Empatia e compassione, due compagne che si muovono nel mondo con passo leggero e occhi attenti. Due moti dell’anima, ma con un solo cuore.
La vita ci pone ogni giorno a contatto con persone, stati d’animo, situazioni le più diverse possibili. Non sempre positive e non sempre piacevoli o facili da comprendere.
Per questo motivo siamo portati, spesso, a giudicare. A metterci cioè in una posizione di superiorità senza avere gli elementi necessari per farlo.
Riuscire a sviluppare empatia e praticare la compassione è la sfida che la società moderna pone ad ognuno di noi.
Empatia e compassione sono due predisposizioni dell’animo che consentono di avvicinare e non respingere.
Di aiutare, partendo però da due posizioni differenti.
Occorre fare attenzione a non confonderle, perchè in realtà sono due aspetti molto diversi tra loro.
La persona empatica è quella che si immedesima, afferra al volo stati d’animo, paure, bisogni.
La persona compassionevole invece mantiene un atteggiamento più distaccato, quasi freddo a paragone dell’altra. Senza però far venir meno il suo aiuto e la sua disponibilità.
Occorre allora riuscire a fare una sintesi tra questi attributi.
Manifestare troppa empatia porta a dare risalto solamente alle emozioni, e non sempre questo può risultare efficace e positivo.
La persona empatica è quella che assorbe, come una spugna, tutti gli stati d’animo, e spesso rischia di rimanere prigioniera di questi vortici.
Mentre la compassione, destinata anch’essa all’aiuto e alla solidarietà, muove da un maggior distacco.
Un atteggiamento che promuove la vicinanza senza però prevedere un coinvolgimento emotivo così forte tale da annebbiare la razionalità.
Perchè, a ben pensarci, per riuscire ad aiutare, a tendere una mano, è fondamentale sentire la spinta del cuore.
Ma occorre anche mantenere quel distacco interiore che suggerisce cosa fare e come farlo.
Quell’atteggiamento, oggi imperante, che mette colui che lo esprime su un piedistallo.
Federico il Grande diceva: “Sono poche le persone che pensano ed agiscono.
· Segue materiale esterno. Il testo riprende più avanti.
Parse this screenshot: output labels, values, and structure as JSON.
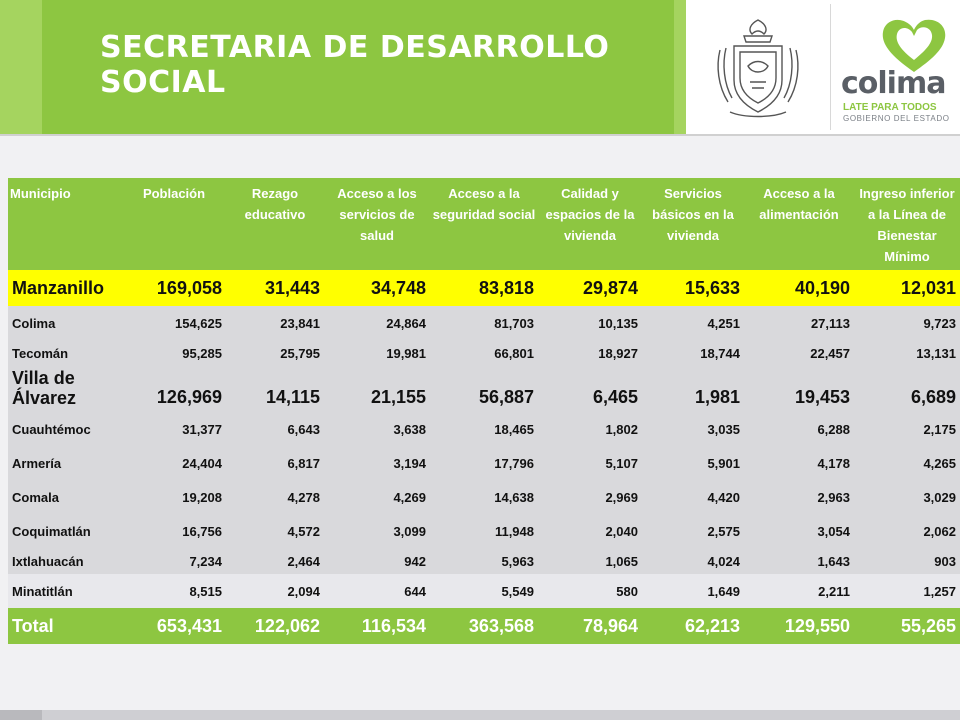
{
  "header": {
    "title": "SECRETARIA DE DESARROLLO SOCIAL",
    "logo": {
      "word": "colima",
      "tagline": "LATE PARA TODOS",
      "subtitle": "GOBIERNO DEL ESTADO"
    },
    "colors": {
      "brand_green": "#8dc641",
      "highlight_yellow": "#ffff00"
    },
    "icons": [
      "state-seal-icon",
      "heart-logo-icon"
    ]
  },
  "table": {
    "columns": [
      "Municipio",
      "Población",
      "Rezago educativo",
      "Acceso a los servicios de salud",
      "Acceso a la seguridad social",
      "Calidad y espacios de la vivienda",
      "Servicios básicos en la vivienda",
      "Acceso a la alimentación",
      "Ingreso inferior a la Línea de Bienestar Mínimo"
    ],
    "rows": [
      [
        "Manzanillo",
        "169,058",
        "31,443",
        "34,748",
        "83,818",
        "29,874",
        "15,633",
        "40,190",
        "12,031"
      ],
      [
        "Colima",
        "154,625",
        "23,841",
        "24,864",
        "81,703",
        "10,135",
        "4,251",
        "27,113",
        "9,723"
      ],
      [
        "Tecomán",
        "95,285",
        "25,795",
        "19,981",
        "66,801",
        "18,927",
        "18,744",
        "22,457",
        "13,131"
      ],
      [
        "Villa de Álvarez",
        "126,969",
        "14,115",
        "21,155",
        "56,887",
        "6,465",
        "1,981",
        "19,453",
        "6,689"
      ],
      [
        "Cuauhtémoc",
        "31,377",
        "6,643",
        "3,638",
        "18,465",
        "1,802",
        "3,035",
        "6,288",
        "2,175"
      ],
      [
        "Armería",
        "24,404",
        "6,817",
        "3,194",
        "17,796",
        "5,107",
        "5,901",
        "4,178",
        "4,265"
      ],
      [
        "Comala",
        "19,208",
        "4,278",
        "4,269",
        "14,638",
        "2,969",
        "4,420",
        "2,963",
        "3,029"
      ],
      [
        "Coquimatlán",
        "16,756",
        "4,572",
        "3,099",
        "11,948",
        "2,040",
        "2,575",
        "3,054",
        "2,062"
      ],
      [
        "Ixtlahuacán",
        "7,234",
        "2,464",
        "942",
        "5,963",
        "1,065",
        "4,024",
        "1,643",
        "903"
      ],
      [
        "Minatitlán",
        "8,515",
        "2,094",
        "644",
        "5,549",
        "580",
        "1,649",
        "2,211",
        "1,257"
      ]
    ],
    "total": [
      "Total",
      "653,431",
      "122,062",
      "116,534",
      "363,568",
      "78,964",
      "62,213",
      "129,550",
      "55,265"
    ]
  }
}
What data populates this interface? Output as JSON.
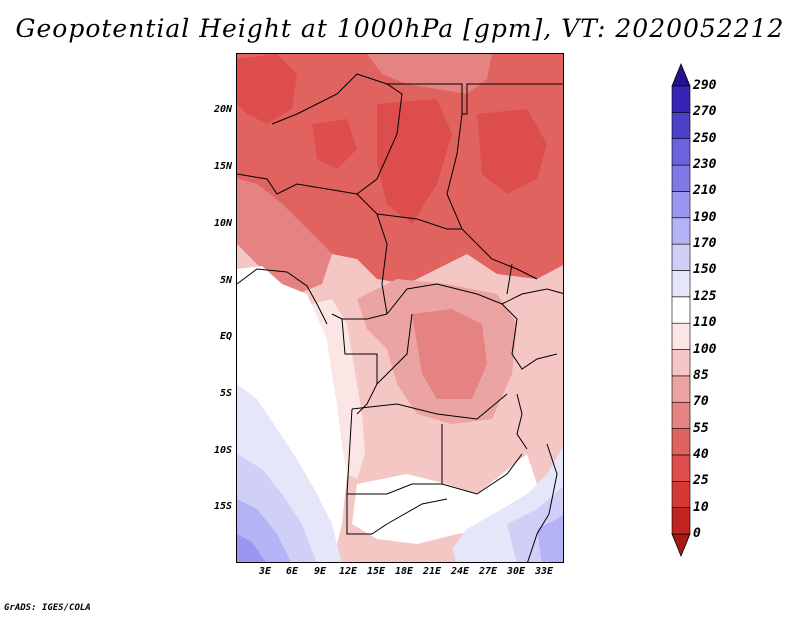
{
  "title": "Geopotential Height at 1000hPa [gpm], VT: 2020052212",
  "footer": "GrADS: IGES/COLA",
  "lat_labels": [
    "20N",
    "15N",
    "10N",
    "5N",
    "EQ",
    "5S",
    "10S",
    "15S"
  ],
  "lon_labels": [
    "3E",
    "6E",
    "9E",
    "12E",
    "15E",
    "18E",
    "21E",
    "24E",
    "27E",
    "30E",
    "33E"
  ],
  "colorbar": {
    "levels": [
      "0",
      "10",
      "25",
      "40",
      "55",
      "70",
      "85",
      "100",
      "110",
      "125",
      "150",
      "170",
      "190",
      "210",
      "230",
      "250",
      "270",
      "290"
    ],
    "colors": [
      "#a51a16",
      "#c02420",
      "#d63834",
      "#dd4d4b",
      "#e0635f",
      "#e48381",
      "#eca4a2",
      "#f4c6c4",
      "#fbe6e5",
      "#ffffff",
      "#e6e6fa",
      "#cfcff7",
      "#b3b3f5",
      "#9a97f0",
      "#7f7ae6",
      "#6a63dc",
      "#4c40c8",
      "#3724b4",
      "#241193"
    ]
  },
  "map_colors": {
    "dark_red": "#dd4d4b",
    "red": "#e0635f",
    "med": "#e48381",
    "light": "#eca4a2",
    "pale": "#f4c6c4",
    "palest": "#fbe6e5",
    "white": "#ffffff",
    "lav1": "#e6e6fa",
    "lav2": "#cfcff7",
    "lav3": "#b3b3f5",
    "lav4": "#9a97f0"
  }
}
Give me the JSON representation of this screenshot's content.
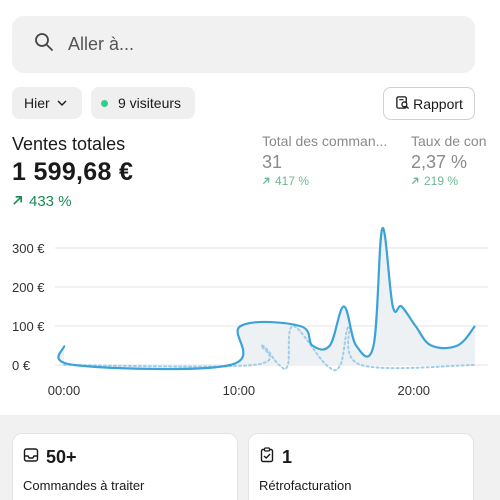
{
  "search": {
    "placeholder": "Aller à..."
  },
  "filters": {
    "date_label": "Hier",
    "visitors_label": "9 visiteurs"
  },
  "report_button": {
    "label": "Rapport"
  },
  "main_metric": {
    "label": "Ventes totales",
    "value": "1 599,68 €",
    "delta": "433 %"
  },
  "sub_metrics": [
    {
      "label": "Total des comman...",
      "value": "31",
      "delta": "417 %"
    },
    {
      "label": "Taux de con",
      "value": "2,37 %",
      "delta": "219 %"
    }
  ],
  "chart_data": {
    "type": "line",
    "y_ticks": [
      "300 €",
      "200 €",
      "100 €",
      "0 €"
    ],
    "x_ticks": [
      "00:00",
      "10:00",
      "20:00"
    ],
    "ylim": [
      0,
      300
    ],
    "xlim": [
      0,
      23.5
    ],
    "series": [
      {
        "style": "solid",
        "color": "#3ba3d8",
        "points": [
          [
            0.0,
            50
          ],
          [
            0.6,
            0
          ],
          [
            9.5,
            0
          ],
          [
            10.1,
            100
          ],
          [
            13.5,
            100
          ],
          [
            14.2,
            50
          ],
          [
            15.2,
            50
          ],
          [
            16.0,
            150
          ],
          [
            16.7,
            50
          ],
          [
            17.7,
            50
          ],
          [
            18.2,
            350
          ],
          [
            18.8,
            150
          ],
          [
            19.3,
            150
          ],
          [
            20.1,
            100
          ],
          [
            21.0,
            50
          ],
          [
            22.5,
            50
          ],
          [
            23.5,
            100
          ]
        ]
      },
      {
        "style": "dotted",
        "color": "#9fcde8",
        "points": [
          [
            0.0,
            0
          ],
          [
            10.8,
            0
          ],
          [
            11.3,
            50
          ],
          [
            12.3,
            0
          ],
          [
            12.8,
            0
          ],
          [
            13.1,
            100
          ],
          [
            15.0,
            0
          ],
          [
            15.8,
            0
          ],
          [
            16.3,
            100
          ],
          [
            17.0,
            0
          ],
          [
            23.5,
            0
          ]
        ]
      }
    ]
  },
  "cards": [
    {
      "value": "50+",
      "label": "Commandes à traiter",
      "icon": "inbox-icon"
    },
    {
      "value": "1",
      "label": "Rétrofacturation",
      "icon": "clipboard-check-icon"
    }
  ],
  "colors": {
    "accent_line": "#3ba3d8",
    "positive": "#1b8a57",
    "status_dot": "#2fcf8f"
  }
}
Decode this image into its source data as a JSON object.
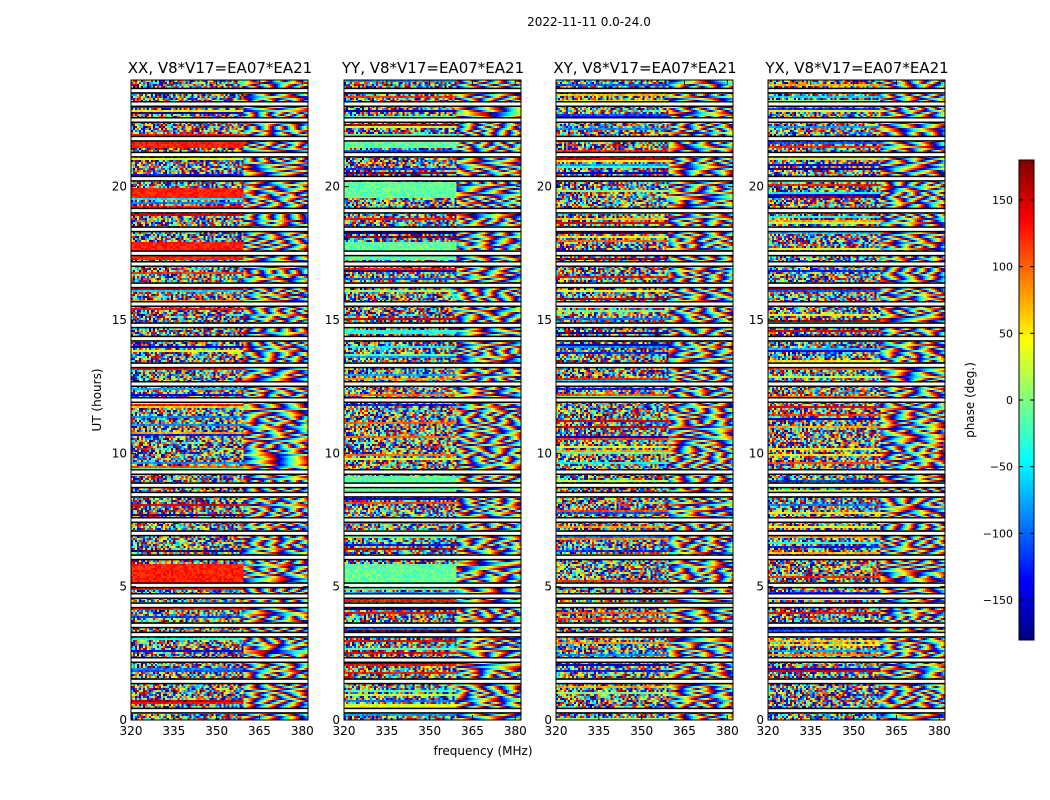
{
  "chart_data": {
    "type": "heatmap",
    "suptitle": "2022-11-11 0.0-24.0",
    "xlabel": "frequency (MHz)",
    "ylabel": "UT (hours)",
    "xlim": [
      320,
      382
    ],
    "ylim": [
      0,
      24
    ],
    "xticks": [
      320,
      335,
      350,
      365,
      380
    ],
    "yticks": [
      0,
      5,
      10,
      15,
      20
    ],
    "panels": [
      {
        "title": "XX, V8*V17=EA07*EA21",
        "pol": "XX"
      },
      {
        "title": "YY, V8*V17=EA07*EA21",
        "pol": "YY"
      },
      {
        "title": "XY, V8*V17=EA07*EA21",
        "pol": "XY"
      },
      {
        "title": "YX, V8*V17=EA07*EA21",
        "pol": "YX"
      }
    ],
    "colorbar": {
      "label": "phase (deg.)",
      "range": [
        -180,
        180
      ],
      "ticks": [
        -150,
        -100,
        -50,
        0,
        50,
        100,
        150
      ],
      "colormap": "jet"
    },
    "flagged_ut_hours": [
      0.35,
      1.45,
      2.25,
      3.2,
      3.55,
      4.3,
      4.65,
      5.05,
      6.1,
      7.0,
      7.5,
      8.45,
      8.8,
      9.3,
      12.0,
      12.6,
      13.3,
      14.3,
      14.8,
      15.6,
      16.3,
      17.1,
      17.5,
      18.4,
      19.1,
      20.3,
      21.2,
      21.8,
      22.5,
      23.1,
      23.6
    ],
    "colors": {
      "background": "#ffffff",
      "axis": "#000000",
      "flag": "#ffffff"
    }
  }
}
Tutti però, vogliono giudicare. “
Perdersi nel giudizio continuo evita infatti la prova della responsabilità.
Quella che pone ogni persona di fronte a ciò che può provare e, soprattutto, riesce a fare concretamente.
Maschera, il vizio del giudizio, quell’incapacità a rimboccarsi le maniche e fare. Consente di porsi fuori dalla mischia, evitando impegno e disponibilità.
Perchè è questa la vera sfida dei nostri giorni.
Quella di vivere guardando il mondo e le persone pronti a dare una mano e condividere un abbraccio.